How to convert a column value to list in PySpark Azure Databricks?

Are you looking to find how to convert a column to a list of PySpark Dataframe in Azure Databricks cloud using RDD or maybe you are looking for a solution, to convert a column to a list of PySpark Databricks in Azure Databricks using DataFrame? If you are looking for any of these problem solutions, then you have landed on the correct page. I will also show you how to use PySpark to perform these actions in Azure Databricks. I will explain it by taking a practical example.
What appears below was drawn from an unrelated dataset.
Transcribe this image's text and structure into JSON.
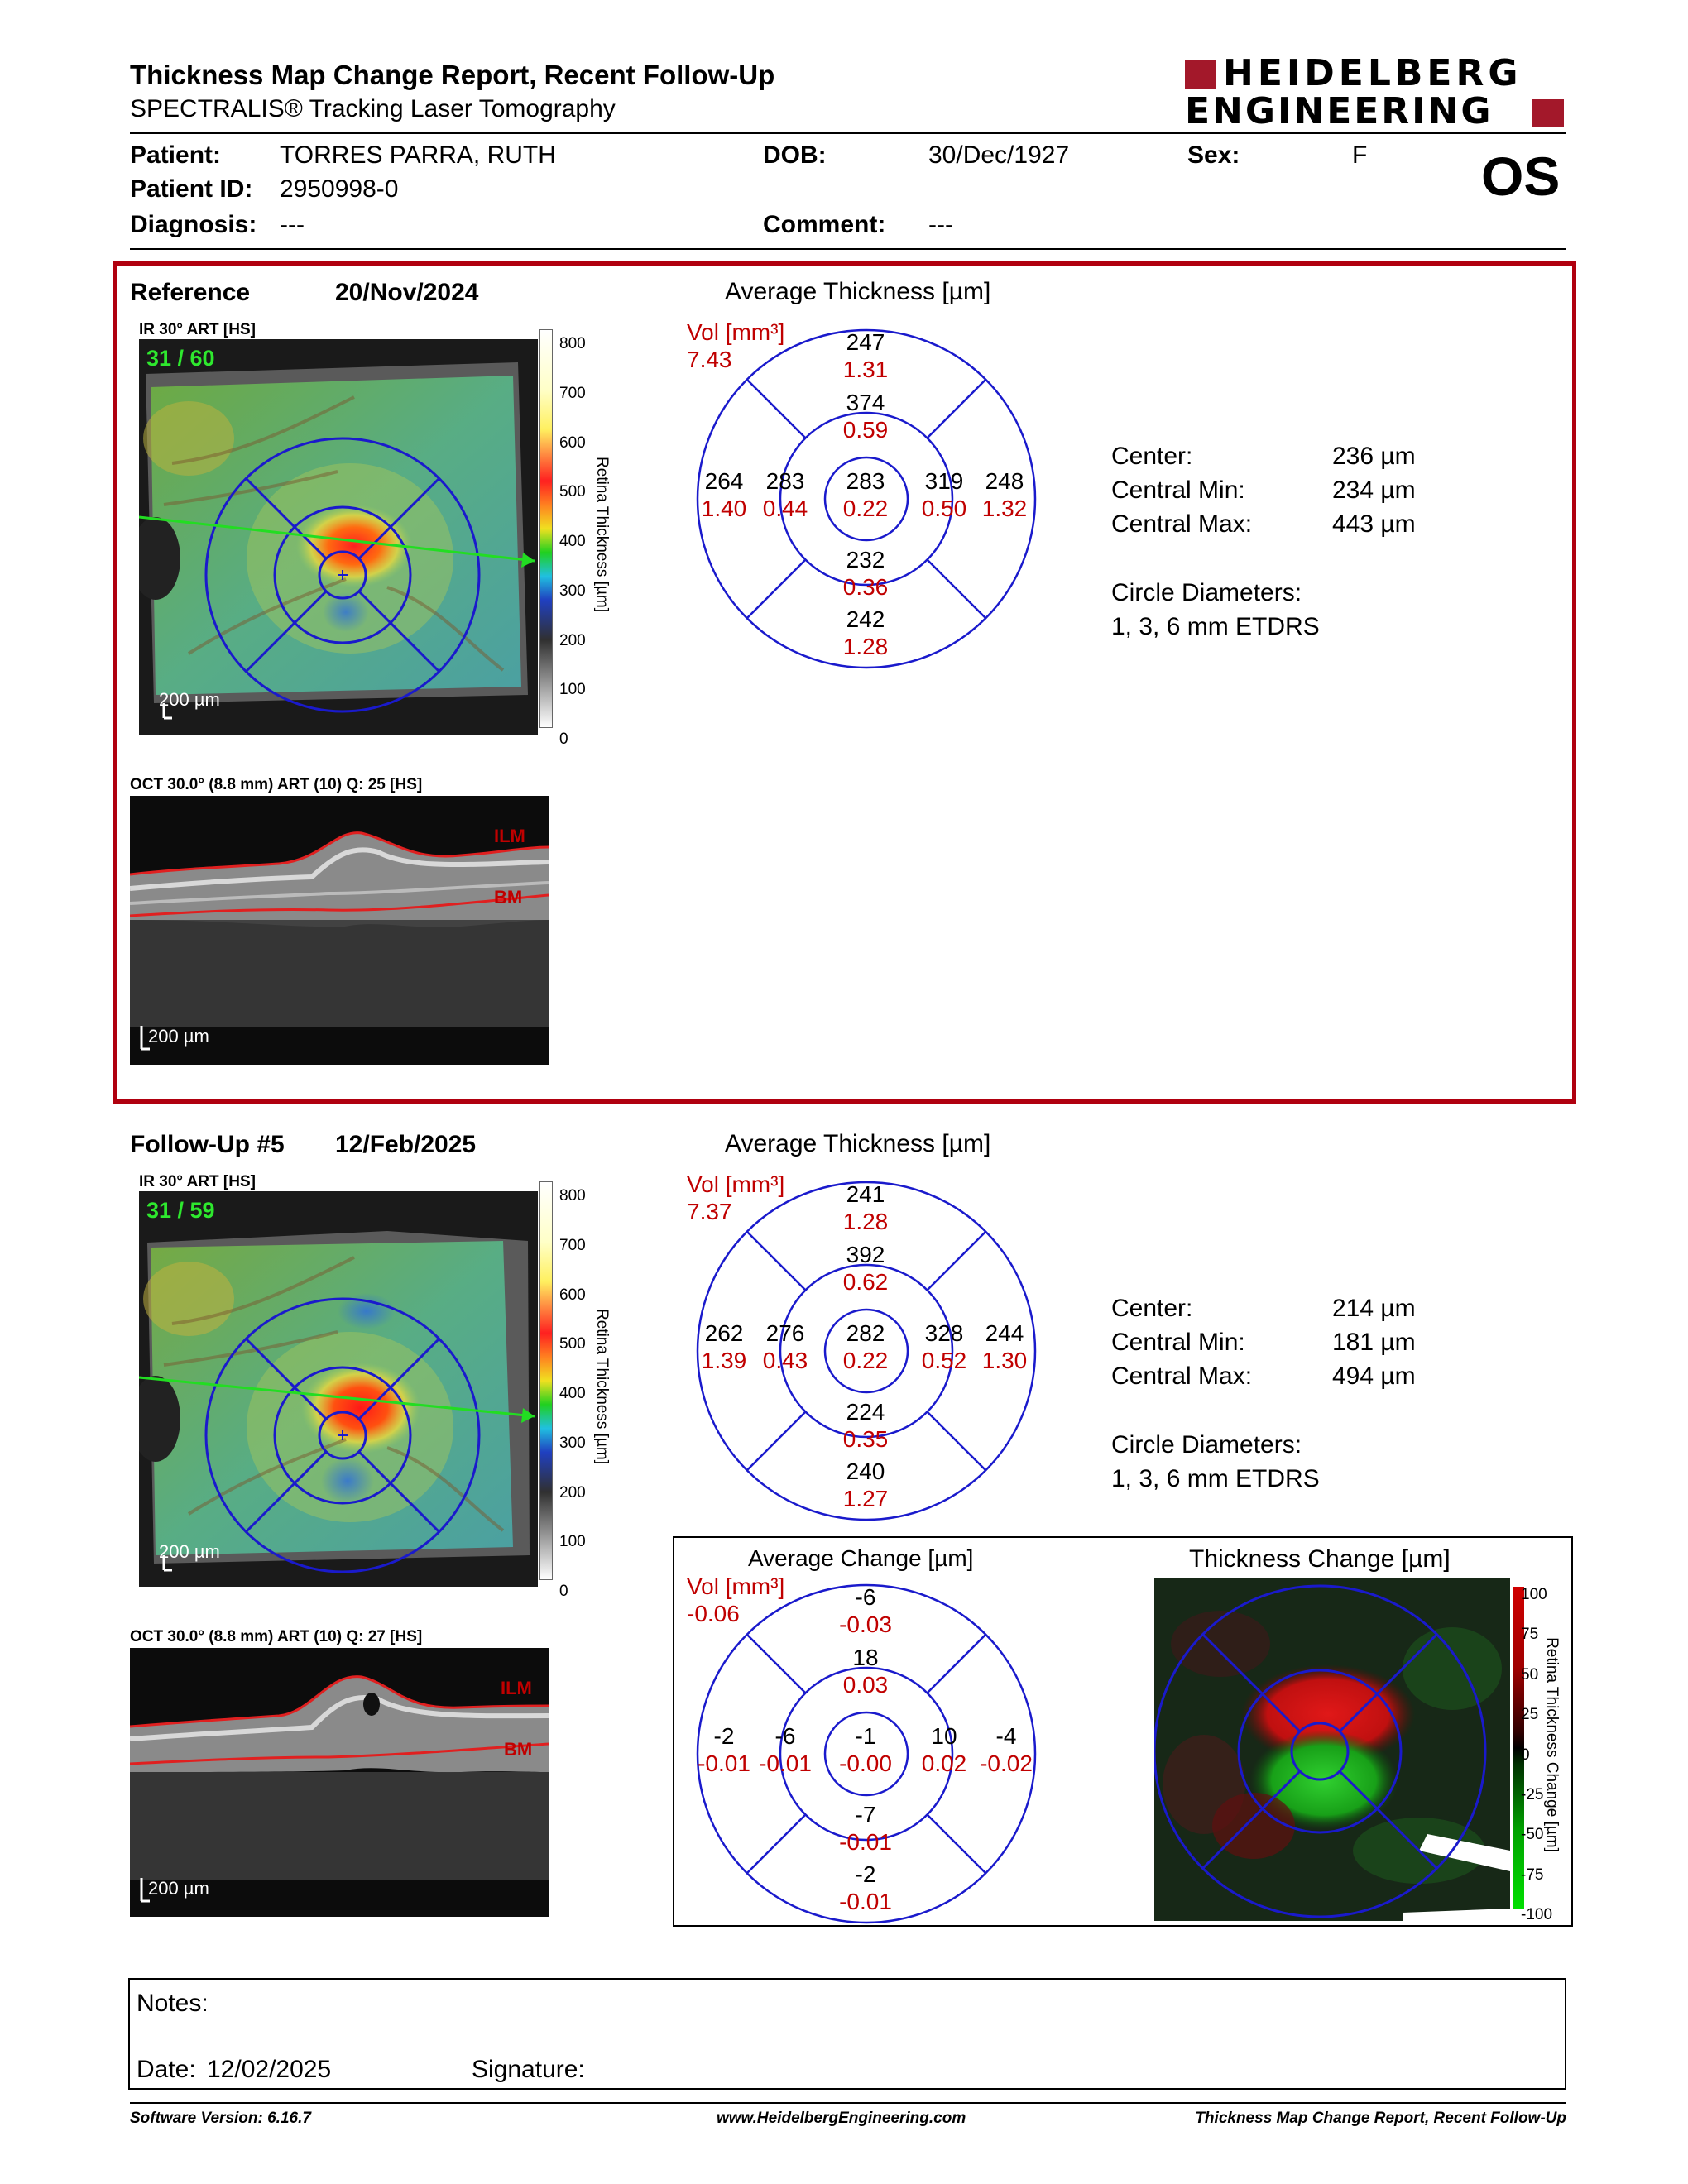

So don’t waste time let’s start step by step guide to understanding how to convert column values to list in PySpark Azure Databricks.

In this blog, I will teach you the following with practical examples:

Converting column value into List using column index
Converting column value into List using column name
Converting column value into List using flatMap()
Converting column value into List using Pandas
Get column values in Row types
Converting multiple columns into a Python list
Removing column duplicate values

Contents

1 Create a simple DataFrame
- 1.1 a) Create manual PySpark DataFrame
- 1.2 b) Creating a DataFrame by reading files
2 How to convert columns to list in PySpark Azure Databricks using index value?
- 2.1 Example:
3 How to convert columns to list in PySpark Azure Databricks using the column name?
- 3.1 Example:
4 How to convert columns to list in PySpark Azure Databricks using the flatMap() function?
- 4.1 Example:
5 How to convert columns to list in PySpark Azure Databricks using Pandas DataFrame?
- 5.1 Example:
6 How to convert columns to list of Row types in PySpark Azure Databricks?
- 6.1 Example:
7 How to convert multiple columns to list of Row types in PySpark Azure Databricks?
- 7.1 Example:
8 How to remove duplicates of columns value after collecting them in PySpark Azure Databricks?
- 8.1 Example:
9 When should you convert columns value into a list in PySpark Azure Databricks?
10 Real World Use Case Scenarios for converting column values into lists in PySpark Azure Databricks?
11 What are the alternatives for converting column values into lists in PySpark Azure Databricks?
12 Final Thoughts

Create a simple DataFrame

Gentle reminder:

In Databricks,

sparkSession made available as spark
sparkContext made available as sc

In case, you want to create it manually, use the below code.

from pyspark.sql.session import SparkSession

spark = SparkSession.builder 
    .master("local[*]") 
    .appName("azurelib.com") 
    .getOrCreate()

sc = spark.sparkContext

a) Create manual PySpark DataFrame

data = [ 
    (1,"Jacynth","DL"),
    (2,"Rand","TN"),
    (3,"Marquita","DL"),
    (4,"Rodrick","KL"),
    (5,"Ingram","TN")
]

df = spark.createDataFrame(data, schema=["id","name","state"])
df.printSchema()
df.show(truncate=False)

"""
root
 |-- id: long (nullable = true)
 |-- name: string (nullable = true)
 |-- state: string (nullable = true)

+---+--------+-----+
|id |name    |state|
+---+--------+-----+
|1  |Jacynth |DL   |
|2  |Rand    |TN   |
|3  |Marquita|DL   |
|4  |Rodrick |KL   |
|5  |Ingram  |TN   |
+---+--------+-----+
"""

b) Creating a DataFrame by reading files

Download and use the below source file.

Download Sample People.csv

# replace the file_paths with the source file location which you have downloaded.

df_2 = spark.read.format("csv").option("header", True).load(file_path)
df_2.printSchema()

"""
root
 |-- id: long (nullable = true)
 |-- name: string (nullable = true)
 |-- state: string (nullable = true)
"""

Do remember one thing: In order to fetch a column and convert the values into a list or any iterable value, you have to select the column and apply a collect() action on top of the transformation.

How to convert columns to list in PySpark Azure Databricks using index value?

Let’s look at how to convert columns to lists in PySpark Azure Databricks using index values with a practical example in this section.